The Christian has so much more to offer. The vestiges of Christian federalism still restrain our system, even if Courts and lawmakers have long-since abandoned the ideal; and even if socialistic interests—pensioners, private-public corporate deals, labor unions, social security, agricultural subsidies, the military industrial complex, and the pharmaceutical-medical-insurance-industrial complex—have torn at the seams of the system for decades. We still have a slim view of the path back to peace and freedom, should we have the will and integrity to take it.

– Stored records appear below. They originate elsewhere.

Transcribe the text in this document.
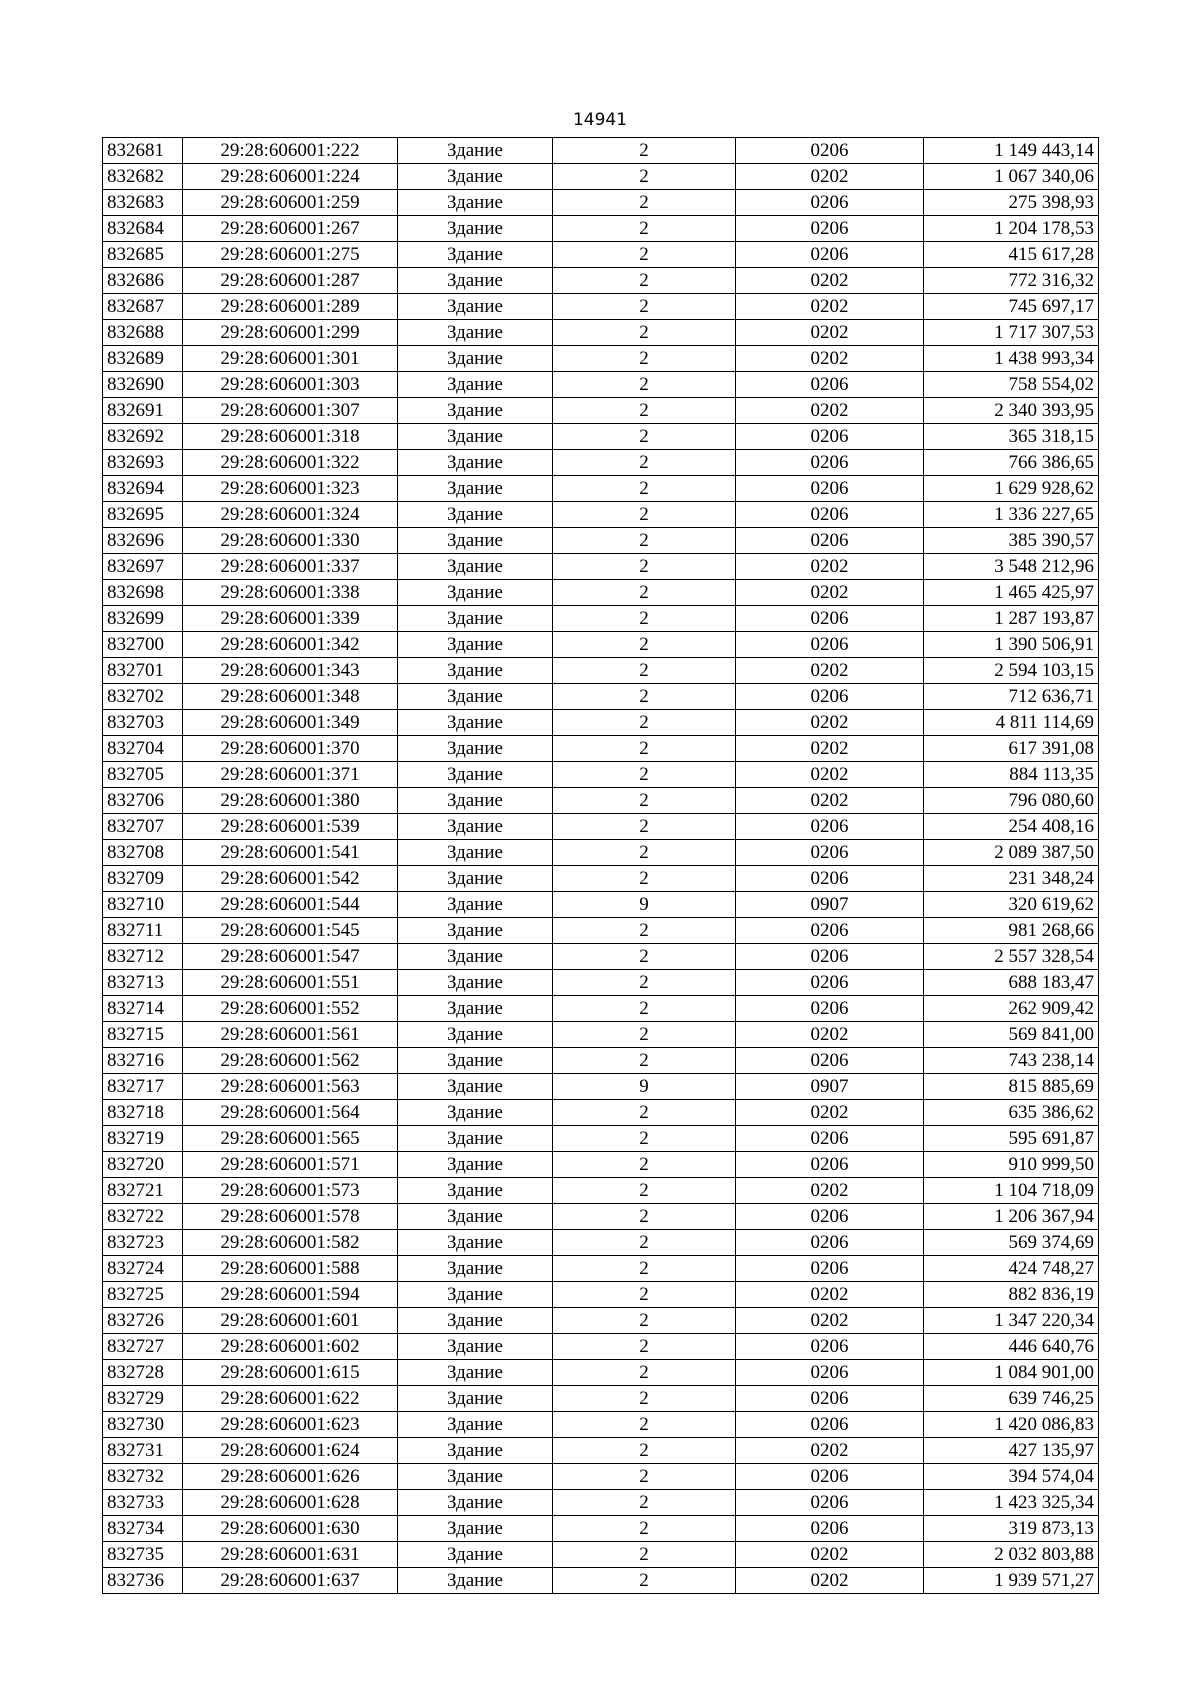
14941
832681	29:28:606001:222	Здание	2	0206	1 149 443,14
832682	29:28:606001:224	Здание	2	0202	1 067 340,06
832683	29:28:606001:259	Здание	2	0206	275 398,93
832684	29:28:606001:267	Здание	2	0206	1 204 178,53
832685	29:28:606001:275	Здание	2	0206	415 617,28
832686	29:28:606001:287	Здание	2	0202	772 316,32
832687	29:28:606001:289	Здание	2	0202	745 697,17
832688	29:28:606001:299	Здание	2	0202	1 717 307,53
832689	29:28:606001:301	Здание	2	0202	1 438 993,34
832690	29:28:606001:303	Здание	2	0206	758 554,02
832691	29:28:606001:307	Здание	2	0202	2 340 393,95
832692	29:28:606001:318	Здание	2	0206	365 318,15
832693	29:28:606001:322	Здание	2	0206	766 386,65
832694	29:28:606001:323	Здание	2	0206	1 629 928,62
832695	29:28:606001:324	Здание	2	0206	1 336 227,65
832696	29:28:606001:330	Здание	2	0206	385 390,57
832697	29:28:606001:337	Здание	2	0202	3 548 212,96
832698	29:28:606001:338	Здание	2	0202	1 465 425,97
832699	29:28:606001:339	Здание	2	0206	1 287 193,87
832700	29:28:606001:342	Здание	2	0206	1 390 506,91
832701	29:28:606001:343	Здание	2	0202	2 594 103,15
832702	29:28:606001:348	Здание	2	0206	712 636,71
832703	29:28:606001:349	Здание	2	0202	4 811 114,69
832704	29:28:606001:370	Здание	2	0202	617 391,08
832705	29:28:606001:371	Здание	2	0202	884 113,35
832706	29:28:606001:380	Здание	2	0202	796 080,60
832707	29:28:606001:539	Здание	2	0206	254 408,16
832708	29:28:606001:541	Здание	2	0206	2 089 387,50
832709	29:28:606001:542	Здание	2	0206	231 348,24
832710	29:28:606001:544	Здание	9	0907	320 619,62
832711	29:28:606001:545	Здание	2	0206	981 268,66
832712	29:28:606001:547	Здание	2	0206	2 557 328,54
832713	29:28:606001:551	Здание	2	0206	688 183,47
832714	29:28:606001:552	Здание	2	0206	262 909,42
832715	29:28:606001:561	Здание	2	0202	569 841,00
832716	29:28:606001:562	Здание	2	0206	743 238,14
832717	29:28:606001:563	Здание	9	0907	815 885,69
832718	29:28:606001:564	Здание	2	0202	635 386,62
832719	29:28:606001:565	Здание	2	0206	595 691,87
832720	29:28:606001:571	Здание	2	0206	910 999,50
832721	29:28:606001:573	Здание	2	0202	1 104 718,09
832722	29:28:606001:578	Здание	2	0206	1 206 367,94
832723	29:28:606001:582	Здание	2	0206	569 374,69
832724	29:28:606001:588	Здание	2	0206	424 748,27
832725	29:28:606001:594	Здание	2	0202	882 836,19
832726	29:28:606001:601	Здание	2	0202	1 347 220,34
832727	29:28:606001:602	Здание	2	0206	446 640,76
832728	29:28:606001:615	Здание	2	0206	1 084 901,00
832729	29:28:606001:622	Здание	2	0206	639 746,25
832730	29:28:606001:623	Здание	2	0206	1 420 086,83
832731	29:28:606001:624	Здание	2	0202	427 135,97
832732	29:28:606001:626	Здание	2	0206	394 574,04
832733	29:28:606001:628	Здание	2	0206	1 423 325,34
832734	29:28:606001:630	Здание	2	0206	319 873,13
832735	29:28:606001:631	Здание	2	0202	2 032 803,88
832736	29:28:606001:637	Здание	2	0202	1 939 571,27
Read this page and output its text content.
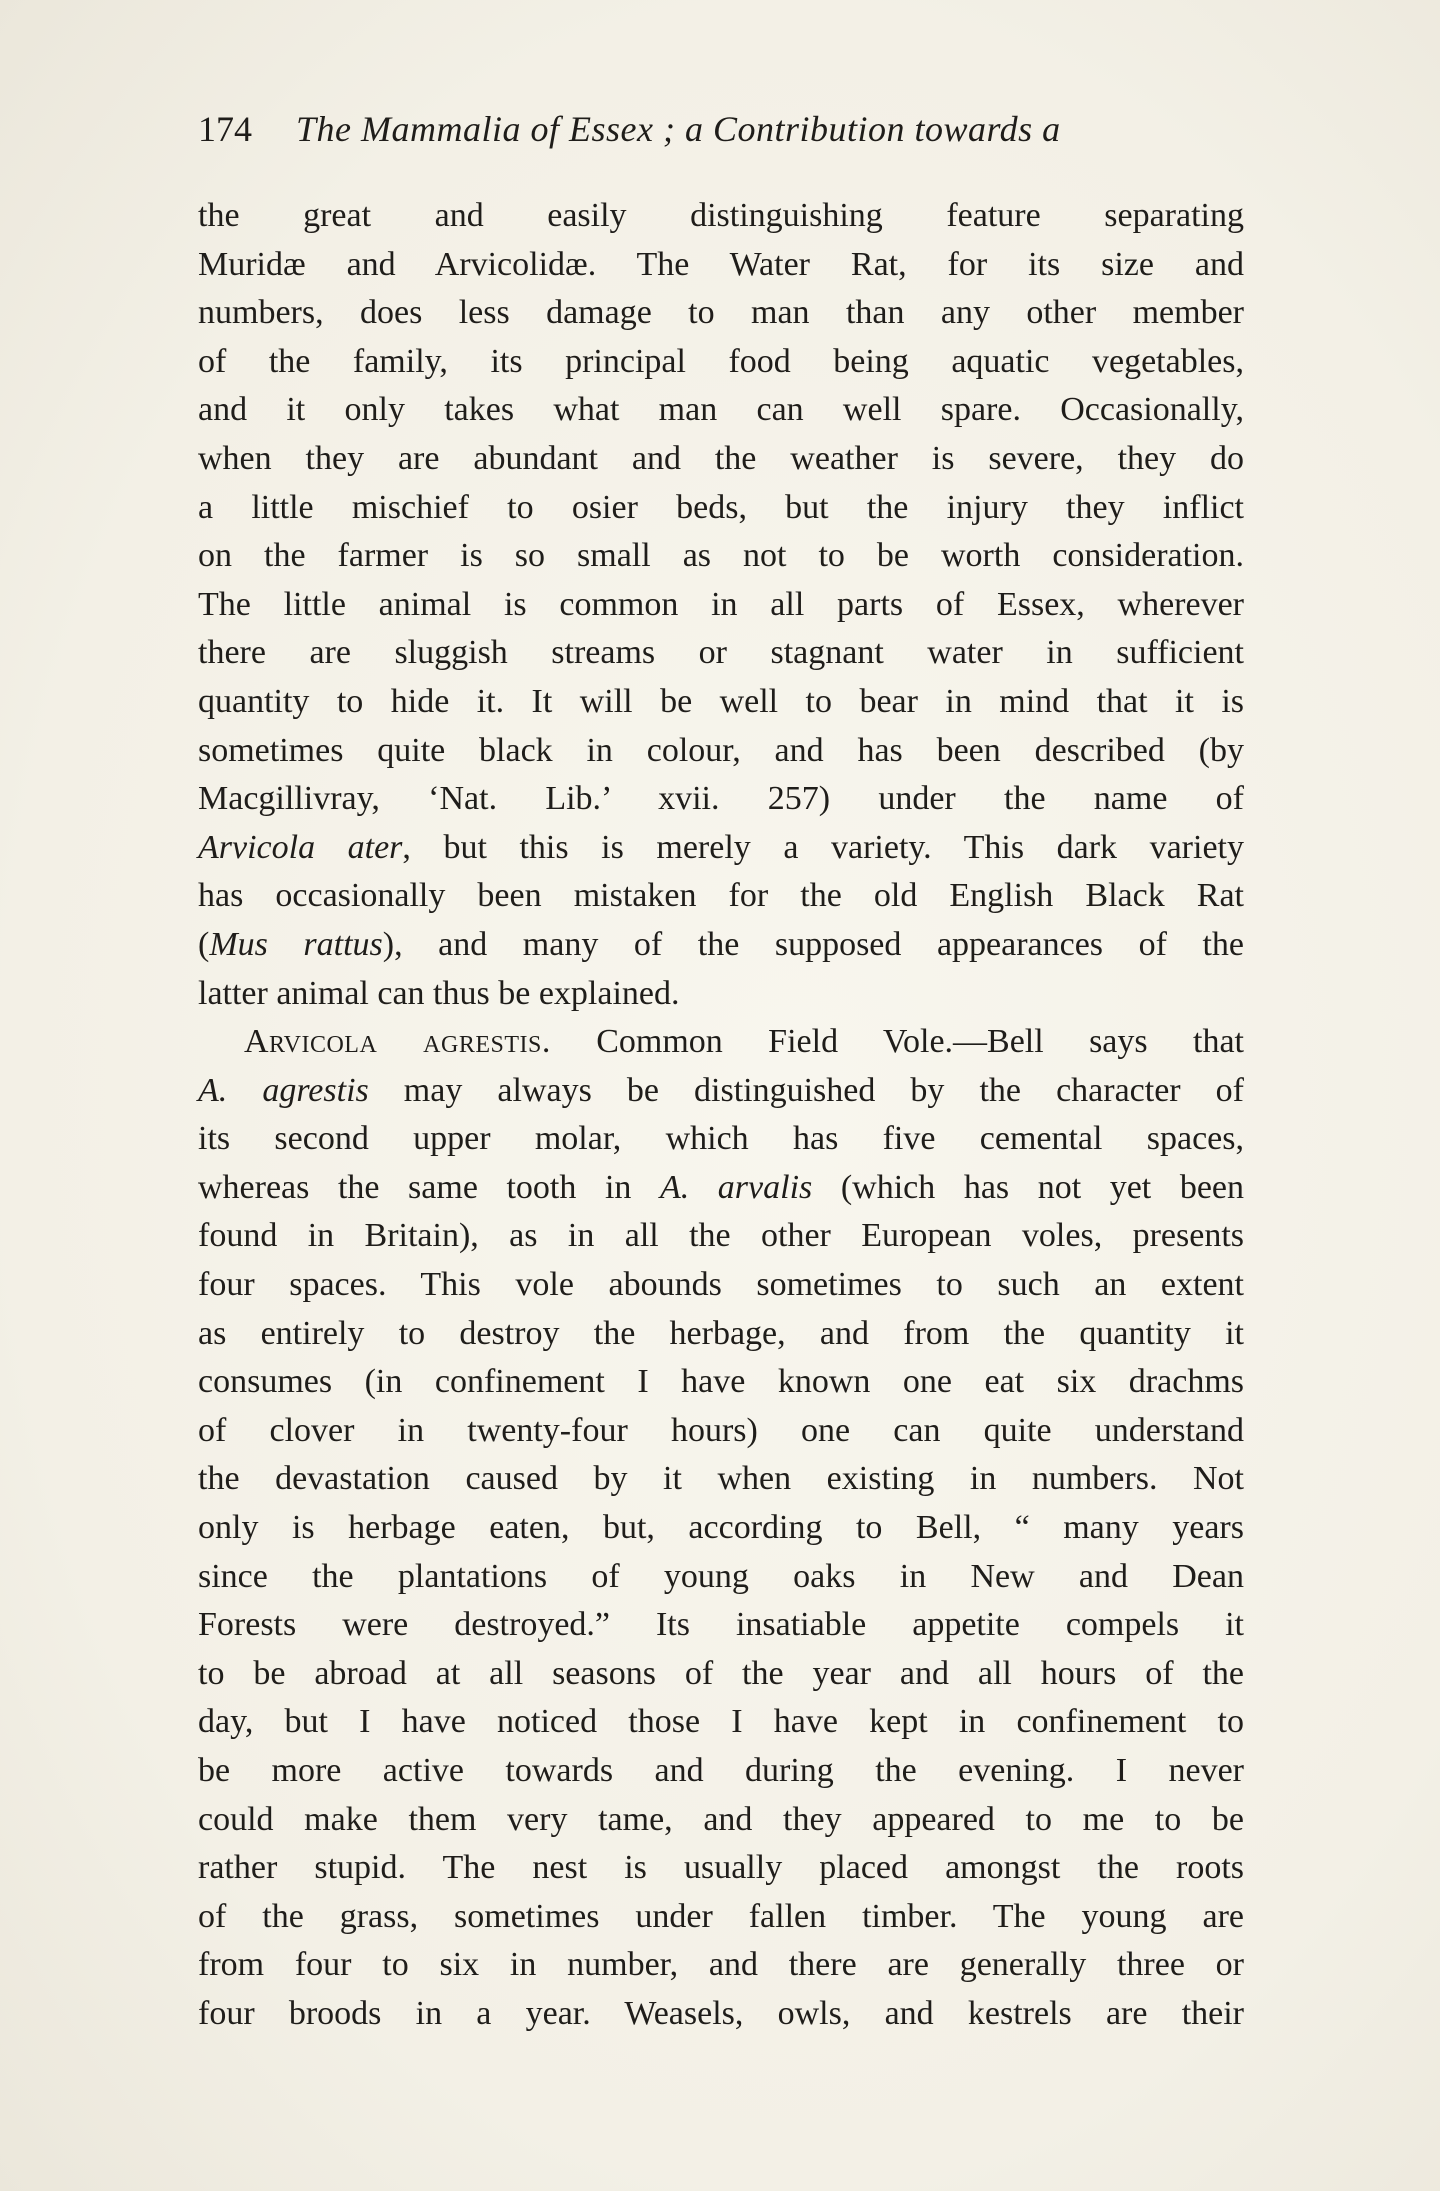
174 The Mammalia of Essex ; a Contribution towards a
the great and easily distinguishing feature separating
Muridæ and Arvicolidæ. The Water Rat, for its size and
numbers, does less damage to man than any other member
of the family, its principal food being aquatic vegetables,
and it only takes what man can well spare. Occasionally,
when they are abundant and the weather is severe, they do
a little mischief to osier beds, but the injury they inflict
on the farmer is so small as not to be worth consideration.
The little animal is common in all parts of Essex, wherever
there are sluggish streams or stagnant water in sufficient
quantity to hide it. It will be well to bear in mind that it is
sometimes quite black in colour, and has been described (by
Macgillivray, ‘Nat. Lib.’ xvii. 257) under the name of
Arvicola ater, but this is merely a variety. This dark variety
has occasionally been mistaken for the old English Black Rat
(Mus rattus), and many of the supposed appearances of the
latter animal can thus be explained.
Arvicola agrestis. Common Field Vole.—Bell says that
A. agrestis may always be distinguished by the character of
its second upper molar, which has five cemental spaces,
whereas the same tooth in A. arvalis (which has not yet been
found in Britain), as in all the other European voles, presents
four spaces. This vole abounds sometimes to such an extent
as entirely to destroy the herbage, and from the quantity it
consumes (in confinement I have known one eat six drachms
of clover in twenty-four hours) one can quite understand
the devastation caused by it when existing in numbers. Not
only is herbage eaten, but, according to Bell, “ many years
since the plantations of young oaks in New and Dean
Forests were destroyed.” Its insatiable appetite compels it
to be abroad at all seasons of the year and all hours of the
day, but I have noticed those I have kept in confinement to
be more active towards and during the evening. I never
could make them very tame, and they appeared to me to be
rather stupid. The nest is usually placed amongst the roots
of the grass, sometimes under fallen timber. The young are
from four to six in number, and there are generally three or
four broods in a year. Weasels, owls, and kestrels are their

While many people are, today, placing far too much hope in the incoming president, whose policies will in many ways be just as socialistic, if not more so, than the current one’s, there is still tremendous Christian capital in the red counties of America. There is still hope for rule of law, private property, and Christianity in this nation. It will take a sweeping, organized move of he pulpits, initiated by a revival, but it is there. Pulpits and Christians must bend toward God, and anticipate a type of austerity which we can only accept with the help of the Holy Spirit. We will need to be ready to received criticism and correction leading to sacrifice.
We pray for a better day when God in His Providence will give us even better opportunity, and must we plan and prepare for that day to come. Christian political “activists” avoid violent mob action as it is a direct sell-out to socialism and a denial of Christianity.
It is time to be truly crazy Americans.